Di mestiere faccio il linguista. Anche questa settimana, per la seconda volta di fila, rispondo a domande proposte dai lettori che scrivono al giornale. Ricordo le regole. Verrà sempre rispettata la volontà del mittente indicandone o omettendone il nome, caso per caso. Ma il nome di chi scrive dovrà essere sempre esplicito nella lettera, i messaggi vanno firmati, non si potrà tener conto di scritti anonimi.
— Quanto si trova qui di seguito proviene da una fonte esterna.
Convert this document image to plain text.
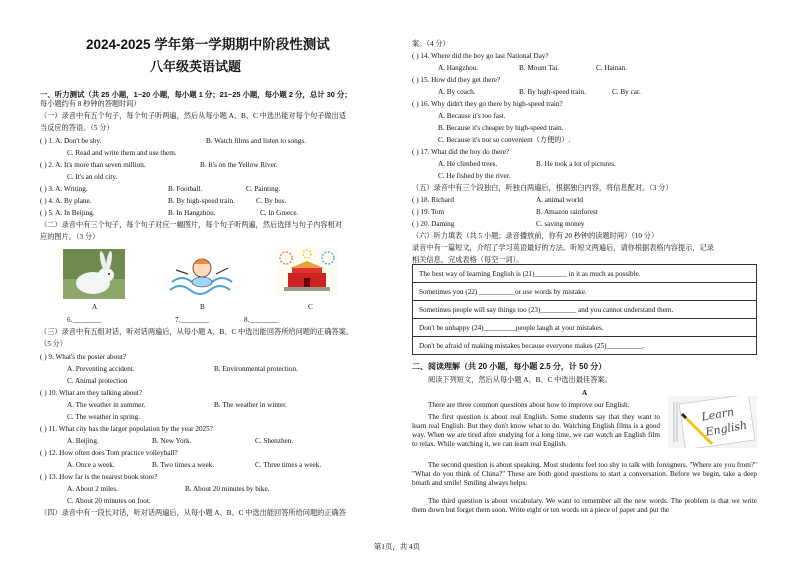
2024-2025 学年第一学期期中阶段性测试
八年级英语试题
一、听力测试（共 25 小题，1~20 小题，每小题 1 分；21~25 小题，每小题 2 分，总计 30 分；
每小题约有 8 秒钟的答题时间）
（一）录音中有五个句子，每个句子听两遍，然后从每小题 A、B、C 中选出能对每个句子做出适
当反应的答语。（5 分）
( ) 1. A. Don't be shy.	B. Watch films and listen to songs.
C. Read and write them and use them.
( ) 2. A. It's more than seven million.	B. It's on the Yellow River.
C. It's an old city.
( ) 3. A. Writing.	B. Football.	C. Painting.
( ) 4. A. By plane.	B. By high-speed train.	C. By bus.
( ) 5. A. In Beijing.	B. In Hangzhou.	C. In Greece.
（二）录音中有三个句子，每个句子对应一幅图片，每个句子听两遍，然后选择与句子内容相对
应的图片。（3 分）
A	B	C
6.________	7.________	8.________
（三）录音中有五组对话，听对话两遍后，从每小题 A、B、C 中选出能回答所给问题的正确答案。
（5 分）
( ) 9. What's the poster about?
A. Preventing accident.	B. Environmental protection.
C. Animal protection
( ) 10. What are they talking about?
A. The weather in summer.	B. The weather in winter.
C. The weather in spring.
( ) 11. What city has the larger population by the year 2025?
A. Beijing.	B. New York.	C. Shenzhen.
( ) 12. How often does Tom practice volleyball?
A. Once a week.	B. Two times a week.	C. Three times a week.
( ) 13. How far is the nearest book store?
A. About 2 miles.	B. About 20 minutes by bike.
C. About 20 minutes on foot.
（四）录音中有一段长对话，听对话两遍后，从每小题 A、B、C 中选出能回答所给问题的正确答
案。（4 分）
( ) 14. Where did the boy go last National Day?
A. Hangzhou.	B. Mount Tai.	C. Hainan.
( ) 15. How did they get there?
A. By coach.	B. By high-speed train.	C. By car.
( ) 16. Why didn't they go there by high-speed train?
A. Because it's too fast.
B. Because it's cheaper by high-speed train.
C. Because it's not so convenient（方便的）.
( ) 17. What did the boy do there?
A. He climbed trees.	B. He took a lot of pictures.
C. He fished by the river.
（五）录音中有三个段独白，听独白两遍后，根据独白内容，将信息配对。（3 分）
( ) 18. Richard	A. animal world
( ) 19. Tom	B. Amazon rainforest
( ) 20. Daming	C. saving money
（六）听力填表（共 5 小题；录音播放前，你有 20 秒钟的读题时间）（10 分）
录音中有一篇短文，介绍了学习英语最好的方法。听短文两遍后，请你根据表格内容提示，记录
相关信息，完成表格（每空一词）。
The best way of learning English is (21)_________ in it as much as possible.
Sometimes you (22) __________or use words by mistake.
Sometimes people will say things too (23)__________ and you cannot understand them.
Don't be unhappy (24)_________people laugh at your mistakes.
Don't be afraid of making mistakes because everyone makes (25)__________.
二、阅读理解（共 20 小题，每小题 2.5 分，计 50 分）
阅读下列短文，然后从每小题 A、B、C 中选出最佳答案。
A
There are three common questions about how to improve our English.
The first question is about real English. Some students say that they want to learn real English. But they don't know what to do. Watching English films is a good way. When we are tired after studying for a long time, we can watch an English film to relax. While watching it, we can learn real English.
Learn
English
The second question is about speaking. Most students feel too shy to talk with foreigners. "Where are you from?" "What do you think of China?" These are both good questions to start a conversation. Before we begin, take a deep breath and smile! Smiling always helps.
The third question is about vocabulary. We want to remember all the new words. The problem is that we write them down but forget them soon. Write eight or ten words on a piece of paper and put the
第1页，共 4页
Un lettore mi scrive di essere rimasto colpito da quanto visto in televisione il 7 ottobre, durante la trasmissione condotta da Lilli Gruber. Discutevano del prossimo referendum Maria Elena Boschi, ministra per le Riforme Costituzionali e i Rapporti con il Parlamento, e Matteo Salvini, leader della Lega Nord. Il dibattito era piuttosto acceso e spesso da parte di Salvini si facevano allusioni e insinuazioni anche di tipo personale, al punto che la conduttrice Gruber ha rimproverato Salvini: «Eravamo d’accordo che avremmo parlato di referendum». E lui ha replicato: «Lo so, ma avere davanti la Boschi non capita tutti i giorni, ho abusato del ministro». Durante lo scontro verbale il leghista ha detto: «Votare “no” servirà a mandare via la signorina Boschi». «Al giovanotto Salvini – ha ribattuto la ministra – vorrei chiedere se vuole ridurre il numero dei parlamentari e i costi della politica oppure no, se vuole abolire il Cnel oppure no, se vuole velocizzare la burocrazia in questo Paese oppure no». Ecco la domanda del lettore. «L’uso di signorina da parte di Salvini e di giovanotto da parte di Boschi non mi è parso neutro, mi è parso di scorgervi un tono di attacco, forse di irrisione. È così? Eppure quelle parole non sono offensive, fanno parte della lingua corrente e si usano normalmente».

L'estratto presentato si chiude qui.